Helen würde jedoch den Teufel tun und den Unterhalterspielen, indem sie Courtney davon erzählte, die jetzt ihr hübsches Kinn in die Hand stützte und sich Mühe gab, interessiert auszusehen.
»Erzähl mal, wie war das. Ich meine, was hast du da gemacht?«
Helen leerte ihr Glas, ehe sie fast beiläufig antwortete.

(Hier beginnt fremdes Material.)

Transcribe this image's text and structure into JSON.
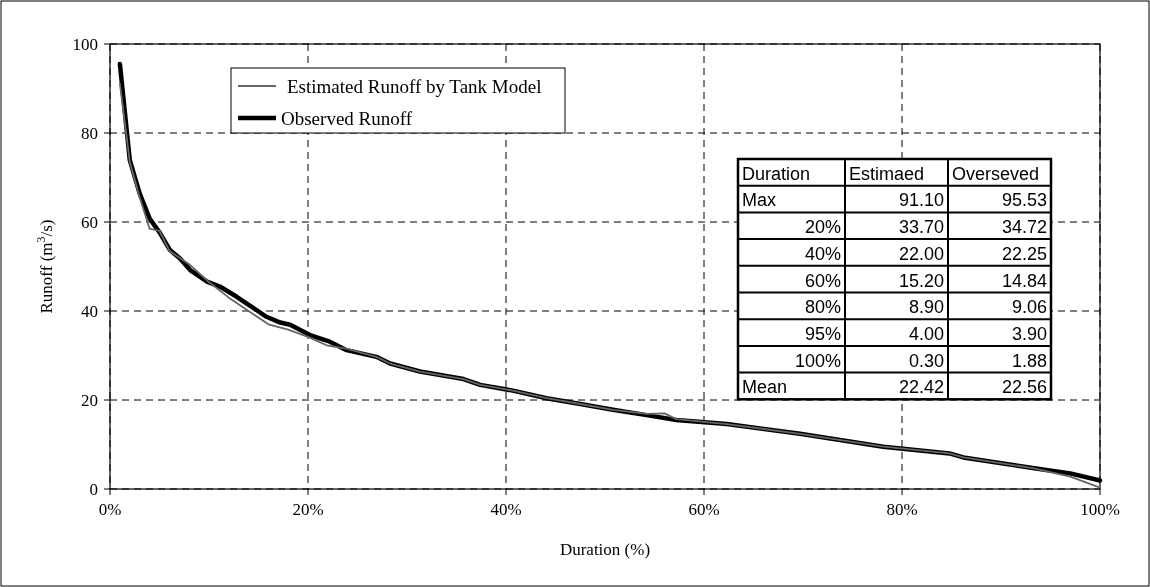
{
  "chart_data": {
    "type": "line",
    "xlabel": "Duration (%)",
    "ylabel": "Runoff (m$^{3}$/s)",
    "xlim": [
      0,
      100
    ],
    "xticks": [
      {
        "value": 0,
        "label": "0%"
      },
      {
        "value": 20,
        "label": "20%"
      },
      {
        "value": 40,
        "label": "40%"
      },
      {
        "value": 60,
        "label": "60%"
      },
      {
        "value": 80,
        "label": "80%"
      },
      {
        "value": 100,
        "label": "100%"
      }
    ],
    "ylim": [
      0,
      100
    ],
    "yticks": [
      0,
      20,
      40,
      60,
      80,
      100
    ],
    "grid": true,
    "legend": "top left",
    "line_style": "solid",
    "marker": "none",
    "series": [
      {
        "name": "Estimated Runoff by Tank Model",
        "color": "#666666",
        "x": [
          1,
          2,
          3,
          3.5,
          4,
          5,
          6,
          8,
          9,
          10,
          12,
          14,
          16,
          18,
          20,
          22,
          24,
          26.9,
          28.3,
          31.3,
          35.7,
          37.4,
          40.7,
          44.1,
          47.5,
          50.8,
          54.2,
          56,
          57.2,
          62.3,
          69.7,
          78.1,
          84.8,
          86.2,
          93.2,
          97,
          100
        ],
        "values": [
          91.1,
          73.5,
          65.5,
          62,
          58.5,
          58,
          53.5,
          50.5,
          48.5,
          46.5,
          43,
          40,
          37,
          35.8,
          34.2,
          32.2,
          31.5,
          29.7,
          28.2,
          26.4,
          24.7,
          23.4,
          22.1,
          20.4,
          19.1,
          17.8,
          16.9,
          17,
          15.7,
          14.6,
          12.4,
          9.5,
          8,
          7.1,
          4.7,
          2.8,
          0.3
        ]
      },
      {
        "name": "Observed Runoff",
        "color": "#000000",
        "x": [
          1,
          2,
          3,
          4,
          5.05,
          6.06,
          7.07,
          8.1,
          9.8,
          11.1,
          12.8,
          15.8,
          17.2,
          18.2,
          20.2,
          22.2,
          23.9,
          26.9,
          28.3,
          31.3,
          35.7,
          37.4,
          40.7,
          44.1,
          47.5,
          50.8,
          54.2,
          57.2,
          62.3,
          69.7,
          78.1,
          84.8,
          86.2,
          93.2,
          97,
          100
        ],
        "values": [
          95.5,
          73.9,
          66.4,
          60.8,
          57.5,
          53.7,
          51.8,
          49.2,
          46.6,
          45.5,
          43.2,
          38.7,
          37.4,
          36.9,
          34.6,
          33.1,
          31.2,
          29.7,
          28.2,
          26.4,
          24.7,
          23.4,
          22.1,
          20.4,
          19.1,
          17.8,
          16.6,
          15.5,
          14.6,
          12.4,
          9.5,
          8,
          7.1,
          4.7,
          3.5,
          1.9
        ]
      }
    ],
    "annotations": [
      "Duration",
      "Estimaed",
      "Overseved",
      "Max",
      "91.10",
      "95.53",
      "20%",
      "33.70",
      "34.72",
      "40%",
      "22.00",
      "22.25",
      "60%",
      "15.20",
      "14.84",
      "80%",
      "8.90",
      "9.06",
      "95%",
      "4.00",
      "3.90",
      "100%",
      "0.30",
      "1.88",
      "Mean",
      "22.42",
      "22.56"
    ]
  }
}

»Ach, man läuft ihnen einfach hinterher, folgt ihren Spuren, stellt ihnen Fallen, bindet ihnen ein Halsband um und findet heraus, was sie so fressen.«
»Wie denn?«
»Vor allem, indem man ihre Scheiße untersucht.«
Eine Frau am Nachbartisch warf ihr einen tadelnden Blick zu. Helen lächelte freundlich zurück und fuhr noch lauter fort:
»Man hebt jedes Stück Scheiße auf, das man finden kann, stochert darin herum, sucht nach Fellfetzen, Knochen und dergleichen und analysiert dann, woher es stammt. Wenn sie gerade Wild gerissen haben, ist die Scheiße ganz schwarz und flüssig, weshalb sie sich ziemlich schlecht handhaben lässt. Und weißt du, sie stinkt grauenhaft. Mein Gott, diese Wolfsscheiße, die stinkt vielleicht! Wenn sie eine Weile nicht gefressen haben, ist es leichter, dann sind die Köttel etwas fester. Man kann sie dann besser mit der Hand aufheben, verstehst du?«
Courtney nickte weise. Helen musste ihr zugute halten, dass sie nicht ein einziges Mal zusammengezuckt war. Doch sie wusste, dass ihr Vater sie wieder gekränkt anschaute, und ermahnte sich deshalb, nicht mehr so kindisch zu sein. Sie hatte viel zuviel getrunken.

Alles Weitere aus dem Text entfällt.